Rien de pesant cependant grâce au style singulier de sa démarche : aborder des sujets graves avec une vision poétique qui n’exclut pas une puissante force plastique. Pour cela, Thu-Van Tran utilise des supports variés, dont elle exploite le potentiel à son maximum, au point parfois de les dénaturer pour mieux les faire ressurgir. On pense à ses anciennes bâches délavées par le temps dissimulant des chantiers, ses graphites sur papier, ses tirages argentiques rehaussés d’adjonctions diverses ou encore ses films 16 mm. Thu-Van Tran possède cette capacité de travailler sur la déperdition des matières, à l’image des trois monumentales fresques pigmentées qu’elle a réalisées pour le musée d’Art moderne et d’Art contemporain de Nice (MAMAC).
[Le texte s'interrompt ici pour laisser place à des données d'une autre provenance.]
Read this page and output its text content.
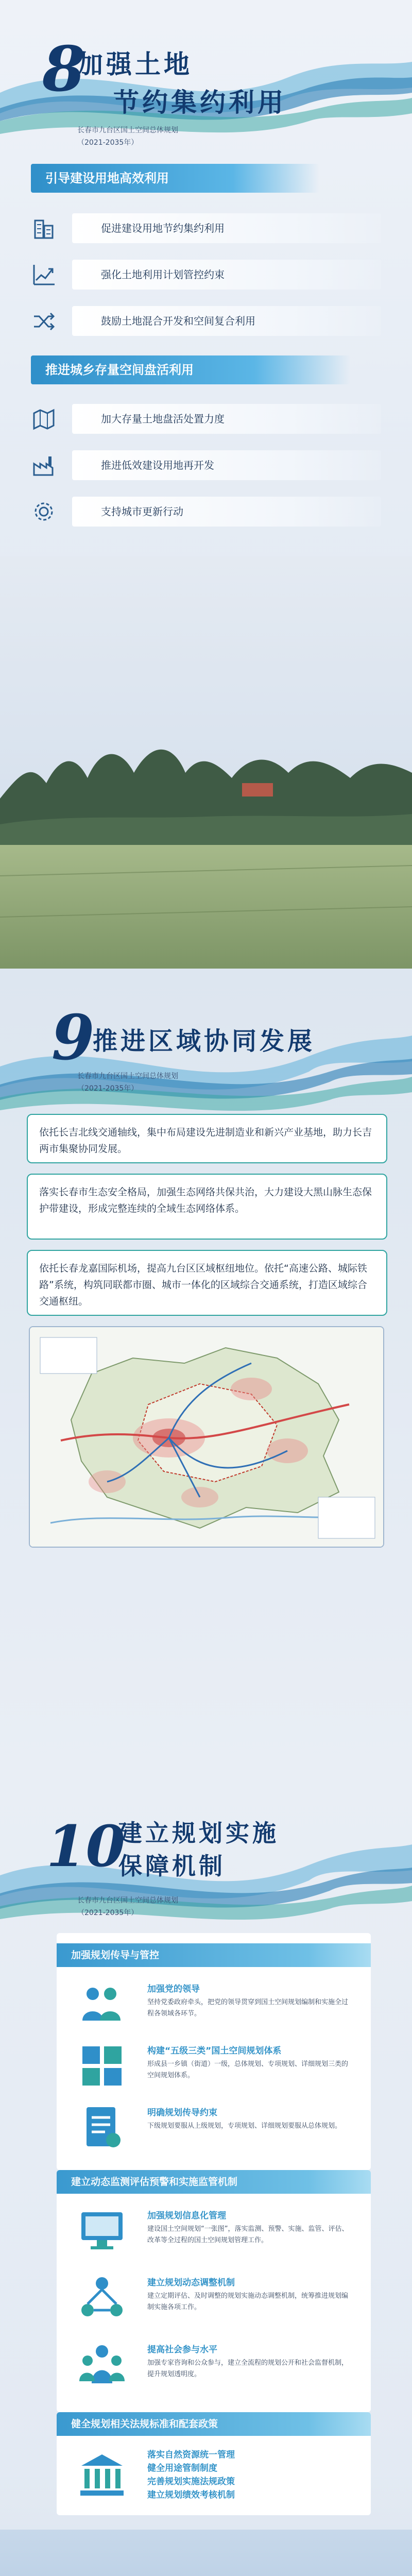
8
加强土地
节约集约利用
长春市九台区国土空间总体规划
（2021-2035年）
引导建设用地高效利用
促进建设用地节约集约利用
强化土地利用计划管控约束
鼓励土地混合开发和空间复合利用
推进城乡存量空间盘活利用
加大存量土地盘活处置力度
推进低效建设用地再开发
支持城市更新行动
9
推进区域协同发展
长春市九台区国土空间总体规划
（2021-2035年）
依托长吉北线交通轴线，集中布局建设先进制造业和新兴产业基地，助力长吉两市集聚协同发展。
落实长春市生态安全格局，加强生态网络共保共治，大力建设大黑山脉生态保护带建设，形成完整连续的全域生态网络体系。
依托长春龙嘉国际机场，提高九台区区域枢纽地位。依托“高速公路、城际铁路”系统，构筑同联都市圈、城市一体化的区域综合交通系统，打造区域综合交通枢纽。
10
建立规划实施
保障机制
长春市九台区国土空间总体规划
（2021-2035年）
加强规划传导与管控
加强党的领导
坚持党委政府牵头，把党的领导贯穿到国土空间规划编制和实施全过程各领域各环节。
构建“五级三类”国土空间规划体系
形成县一乡镇（街道）一级，总体规划、专项规划、详细规划三类的空间规划体系。
明确规划传导约束
下级规划要服从上级规划，专项规划、详细规划要服从总体规划。
建立动态监测评估预警和实施监管机制
加强规划信息化管理
建设国土空间规划“一张图”，落实监测、预警、实施、监管、评估、改革等全过程的国土空间规划管理工作。
建立规划动态调整机制
建立定期评估、及时调整的规划实施动态调整机制，统筹推进规划编制实施各项工作。
提高社会参与水平
加强专家咨询和公众参与，建立全流程的规划公开和社会监督机制，提升规划透明度。
健全规划相关法规标准和配套政策
落实自然资源统一管理
健全用途管制制度
完善规划实施法规政策
建立规划绩效考核机制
Celles-ci ouvrent magnifiquement le parcours, tout comme les peaux translucides en caoutchouc qui le clôturent. La matière est omniprésente dans son travail, comme si c’était elle qui définissait les images ou plutôt les évocations parfois dantesques que l’artiste suggère ou représente.
TRAVAIL DE MÉMOIRE
Intense et sensible à la fois, son œuvre dispose d’un rare pouvoir allégorique et offre plusieurs niveaux de lecture. À partir d’éléments naturels ou d’objets manufacturés qui pourraient paraître insignifiants, Thu-Van Tran revivifie et réactive la mémoire de son pays d’origine, le Vietnam, ce que seul la vision d’un ou d’une artiste est en mesure d’apporter en regard d’une réalité bien souvent oubliée ou effacée. Cela concerne autant la guerre menée par les Américains contre le Viet-Cong qu’auparavant la colonisation française en Indochine et ses conséquences – telle l’exploitation des forêts d’hévéa par la société Michelin pour ses besoins en caoutchouc. Cette matière naturelle est magnifiée par Thu-Van Tran qui lui octroie une réelle force picturale, en transparence, paradoxalement.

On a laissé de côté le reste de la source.